The use of certain coding practices can mitigate this problem, allowing a common code base to be adapted
to perform well across a wide range of hardware platforms. To this end, we explore some general practices
for producing performant code that are effective across platforms. Additionally, we explore some ways of
modularizing code to enable optional optimizations that take advantage of hardware-specific characteristics.

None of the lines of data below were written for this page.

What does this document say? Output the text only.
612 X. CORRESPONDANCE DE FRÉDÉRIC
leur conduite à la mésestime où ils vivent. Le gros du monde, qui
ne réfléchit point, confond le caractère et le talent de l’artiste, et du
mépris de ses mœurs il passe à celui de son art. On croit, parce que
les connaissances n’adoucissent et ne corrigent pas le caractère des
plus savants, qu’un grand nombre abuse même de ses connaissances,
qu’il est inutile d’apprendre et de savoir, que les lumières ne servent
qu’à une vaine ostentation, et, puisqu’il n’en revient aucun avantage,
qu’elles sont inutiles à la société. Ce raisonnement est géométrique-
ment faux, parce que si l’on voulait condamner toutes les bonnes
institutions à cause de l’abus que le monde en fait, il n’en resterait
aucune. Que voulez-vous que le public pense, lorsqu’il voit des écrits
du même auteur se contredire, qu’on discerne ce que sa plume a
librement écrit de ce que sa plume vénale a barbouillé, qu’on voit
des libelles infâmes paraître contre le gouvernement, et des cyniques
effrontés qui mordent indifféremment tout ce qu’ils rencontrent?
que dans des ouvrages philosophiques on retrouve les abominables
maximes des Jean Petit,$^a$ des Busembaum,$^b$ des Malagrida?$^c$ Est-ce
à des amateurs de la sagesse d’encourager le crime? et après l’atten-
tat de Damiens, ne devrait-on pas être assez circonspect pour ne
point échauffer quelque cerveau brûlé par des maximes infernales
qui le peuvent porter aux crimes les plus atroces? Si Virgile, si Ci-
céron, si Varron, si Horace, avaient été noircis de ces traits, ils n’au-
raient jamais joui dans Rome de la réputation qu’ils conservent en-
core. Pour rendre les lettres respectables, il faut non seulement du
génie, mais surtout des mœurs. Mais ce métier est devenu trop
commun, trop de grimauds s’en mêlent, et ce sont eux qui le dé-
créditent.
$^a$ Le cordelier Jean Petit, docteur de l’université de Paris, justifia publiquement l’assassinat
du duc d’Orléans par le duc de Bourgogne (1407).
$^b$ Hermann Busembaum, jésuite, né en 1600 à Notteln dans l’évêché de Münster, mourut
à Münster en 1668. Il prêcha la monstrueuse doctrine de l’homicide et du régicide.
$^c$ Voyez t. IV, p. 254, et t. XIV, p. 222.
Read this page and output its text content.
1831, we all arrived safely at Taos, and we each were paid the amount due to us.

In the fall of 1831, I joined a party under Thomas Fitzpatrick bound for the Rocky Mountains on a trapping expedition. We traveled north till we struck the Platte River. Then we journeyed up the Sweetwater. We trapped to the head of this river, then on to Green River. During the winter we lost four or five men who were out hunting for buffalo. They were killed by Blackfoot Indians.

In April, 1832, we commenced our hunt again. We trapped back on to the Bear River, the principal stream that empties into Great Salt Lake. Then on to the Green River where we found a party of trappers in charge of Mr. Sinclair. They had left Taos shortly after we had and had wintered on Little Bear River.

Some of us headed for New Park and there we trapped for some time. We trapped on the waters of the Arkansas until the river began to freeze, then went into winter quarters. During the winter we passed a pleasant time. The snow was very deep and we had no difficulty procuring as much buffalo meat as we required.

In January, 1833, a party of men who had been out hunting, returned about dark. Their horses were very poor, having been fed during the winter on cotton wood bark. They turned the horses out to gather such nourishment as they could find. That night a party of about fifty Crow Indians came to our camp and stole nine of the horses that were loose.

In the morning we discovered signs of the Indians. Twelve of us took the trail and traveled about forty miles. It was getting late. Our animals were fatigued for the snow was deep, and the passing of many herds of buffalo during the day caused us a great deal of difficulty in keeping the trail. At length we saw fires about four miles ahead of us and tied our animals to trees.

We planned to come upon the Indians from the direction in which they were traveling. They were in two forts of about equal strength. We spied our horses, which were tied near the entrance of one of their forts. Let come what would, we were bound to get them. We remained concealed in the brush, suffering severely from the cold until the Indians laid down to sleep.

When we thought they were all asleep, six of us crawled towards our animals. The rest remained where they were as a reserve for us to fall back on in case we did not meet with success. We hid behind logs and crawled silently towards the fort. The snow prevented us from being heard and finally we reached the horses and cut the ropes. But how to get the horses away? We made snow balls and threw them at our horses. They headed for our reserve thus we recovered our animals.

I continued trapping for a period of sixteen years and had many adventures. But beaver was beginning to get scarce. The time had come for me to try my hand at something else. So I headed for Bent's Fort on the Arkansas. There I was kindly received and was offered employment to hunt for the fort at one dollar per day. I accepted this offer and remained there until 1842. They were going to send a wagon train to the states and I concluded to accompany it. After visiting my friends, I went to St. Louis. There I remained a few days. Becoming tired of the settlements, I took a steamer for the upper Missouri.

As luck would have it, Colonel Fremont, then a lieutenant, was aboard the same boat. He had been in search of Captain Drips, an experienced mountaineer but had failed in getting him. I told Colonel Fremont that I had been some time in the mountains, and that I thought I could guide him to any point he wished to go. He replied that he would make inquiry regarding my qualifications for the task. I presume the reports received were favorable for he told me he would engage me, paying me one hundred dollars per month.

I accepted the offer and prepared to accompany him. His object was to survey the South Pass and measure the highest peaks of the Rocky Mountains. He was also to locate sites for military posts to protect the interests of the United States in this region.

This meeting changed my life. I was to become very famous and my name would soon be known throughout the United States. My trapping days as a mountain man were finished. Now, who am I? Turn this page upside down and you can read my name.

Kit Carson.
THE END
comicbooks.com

The minimum requirement for portability implies avoiding the use of OpenCL features that are optional,
not widely implemented, poorly implemented, or missing in major implementations. Exposing multiple levels of
parallelism allows hardware to take advantage of the types of parallelism it supports, from the task level down
to explicit vector operations. Static optimizations and branch elimination in device code help the platform
compiler to effectively optimize programs. Modularization of some code is important to allow operations to
be chosen for performance on target hardware. Optional subroutines exploiting explicit memory locality allow
for different memory hierarchies to be exploited for maximum performance. The C preprocessor and JIT
compilation using the OpenCL runtime can be used to enable some of these techniques, as well as to factor in
hardware-specific optimizations as necessary.